Shankar was, to most of his peers in India and a vast audience around the world, the greatest sitar player of his era. But his influence extended far beyond his own innovations in technique, composition and collaboration. Beginning in the 1950s, when the sitar wasn't widely known outside South Asia, Shankar took the sublime sound of his 17-stringed classical Indian instrument into the concert halls and homes and studios of the West, leading to a wave of cross-fertilization that included collaborations with George Harrison, John Coltrane and Philip Glass, as well as the Concert for Bangladesh with Harrison, Bob Dylan and Eric Clapton at Madison Square Garden in 1971.

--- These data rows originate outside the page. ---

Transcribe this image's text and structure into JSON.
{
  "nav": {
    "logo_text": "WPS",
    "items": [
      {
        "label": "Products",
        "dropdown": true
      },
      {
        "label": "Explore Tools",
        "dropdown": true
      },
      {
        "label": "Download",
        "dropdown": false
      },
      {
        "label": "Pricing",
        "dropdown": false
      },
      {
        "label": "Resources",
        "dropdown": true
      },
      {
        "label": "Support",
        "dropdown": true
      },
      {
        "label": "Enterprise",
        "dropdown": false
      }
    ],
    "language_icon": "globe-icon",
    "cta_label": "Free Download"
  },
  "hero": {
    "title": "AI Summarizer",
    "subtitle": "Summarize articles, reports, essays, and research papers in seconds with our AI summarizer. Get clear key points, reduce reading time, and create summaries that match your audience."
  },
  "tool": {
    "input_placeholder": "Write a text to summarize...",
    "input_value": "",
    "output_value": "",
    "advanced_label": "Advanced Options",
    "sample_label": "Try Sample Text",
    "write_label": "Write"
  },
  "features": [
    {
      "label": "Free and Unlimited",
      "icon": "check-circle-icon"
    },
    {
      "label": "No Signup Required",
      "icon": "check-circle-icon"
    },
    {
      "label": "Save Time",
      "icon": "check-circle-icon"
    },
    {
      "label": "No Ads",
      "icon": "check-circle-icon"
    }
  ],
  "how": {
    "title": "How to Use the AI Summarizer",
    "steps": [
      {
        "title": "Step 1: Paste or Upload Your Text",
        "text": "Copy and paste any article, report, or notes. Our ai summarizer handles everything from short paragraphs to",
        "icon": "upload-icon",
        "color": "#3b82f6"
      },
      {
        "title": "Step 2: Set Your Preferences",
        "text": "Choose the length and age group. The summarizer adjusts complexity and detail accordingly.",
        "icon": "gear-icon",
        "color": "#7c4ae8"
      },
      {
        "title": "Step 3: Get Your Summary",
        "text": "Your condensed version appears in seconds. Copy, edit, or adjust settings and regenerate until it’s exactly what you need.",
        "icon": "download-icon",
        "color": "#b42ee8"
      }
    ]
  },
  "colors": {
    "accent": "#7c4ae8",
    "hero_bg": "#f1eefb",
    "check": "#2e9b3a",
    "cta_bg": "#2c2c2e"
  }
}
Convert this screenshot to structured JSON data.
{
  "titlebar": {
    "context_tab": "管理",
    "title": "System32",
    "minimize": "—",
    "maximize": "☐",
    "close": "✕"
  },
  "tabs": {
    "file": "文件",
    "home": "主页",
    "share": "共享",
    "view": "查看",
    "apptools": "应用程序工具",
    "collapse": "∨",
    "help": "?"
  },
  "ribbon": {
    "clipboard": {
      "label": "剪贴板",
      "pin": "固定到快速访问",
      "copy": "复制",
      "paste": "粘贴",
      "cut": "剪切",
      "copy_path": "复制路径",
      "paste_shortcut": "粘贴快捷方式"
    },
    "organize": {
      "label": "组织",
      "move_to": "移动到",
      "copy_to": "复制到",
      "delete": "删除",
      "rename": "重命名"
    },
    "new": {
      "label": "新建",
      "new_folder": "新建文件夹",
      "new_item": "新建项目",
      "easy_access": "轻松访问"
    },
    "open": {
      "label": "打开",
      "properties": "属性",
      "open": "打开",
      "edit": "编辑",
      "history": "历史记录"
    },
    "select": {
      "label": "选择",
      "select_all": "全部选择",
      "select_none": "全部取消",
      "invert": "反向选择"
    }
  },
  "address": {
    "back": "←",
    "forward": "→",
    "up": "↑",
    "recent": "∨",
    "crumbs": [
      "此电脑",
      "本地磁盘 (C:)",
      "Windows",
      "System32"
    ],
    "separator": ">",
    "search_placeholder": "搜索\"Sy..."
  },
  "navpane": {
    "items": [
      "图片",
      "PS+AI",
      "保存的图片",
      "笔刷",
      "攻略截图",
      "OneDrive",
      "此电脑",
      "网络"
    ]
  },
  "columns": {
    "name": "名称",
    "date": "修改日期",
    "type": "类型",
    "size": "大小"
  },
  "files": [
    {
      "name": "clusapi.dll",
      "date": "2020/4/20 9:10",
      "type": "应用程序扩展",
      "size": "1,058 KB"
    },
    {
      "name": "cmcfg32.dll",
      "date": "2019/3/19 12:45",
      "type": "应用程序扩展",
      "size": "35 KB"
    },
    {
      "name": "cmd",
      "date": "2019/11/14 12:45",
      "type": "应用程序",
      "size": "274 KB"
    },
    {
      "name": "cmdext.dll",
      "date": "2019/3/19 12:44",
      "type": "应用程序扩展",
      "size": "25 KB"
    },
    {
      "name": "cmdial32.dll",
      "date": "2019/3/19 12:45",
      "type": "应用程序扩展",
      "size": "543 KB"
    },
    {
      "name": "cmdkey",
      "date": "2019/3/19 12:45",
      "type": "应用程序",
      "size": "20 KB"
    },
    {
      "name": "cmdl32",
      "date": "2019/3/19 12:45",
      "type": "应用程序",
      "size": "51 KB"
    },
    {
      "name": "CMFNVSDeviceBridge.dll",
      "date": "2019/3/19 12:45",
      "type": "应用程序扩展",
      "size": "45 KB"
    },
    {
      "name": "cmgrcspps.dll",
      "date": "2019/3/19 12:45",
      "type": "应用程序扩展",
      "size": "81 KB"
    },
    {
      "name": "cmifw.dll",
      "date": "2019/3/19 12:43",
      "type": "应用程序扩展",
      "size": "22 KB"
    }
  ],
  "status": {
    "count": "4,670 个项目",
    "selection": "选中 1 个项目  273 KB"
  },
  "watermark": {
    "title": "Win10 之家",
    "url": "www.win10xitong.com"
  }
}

He won three Grammy Awards over a span of 35 years and was nominated to receive a fourth -- for Best World Music Album -- in 2013. For a few decades, Shankar was probably the best-known Indian in America. The flautist Pandit Hariprasad Chaurasia summed up Shankar's towering career:
To him, Indian music was a religion and he made it his mission to spread it beyond Indias shores; that was his zeal and his reach. Today when I go overseas to perform, I do not have to explain the nuances of Indian classical music to anybody. If they understand, it is because of him.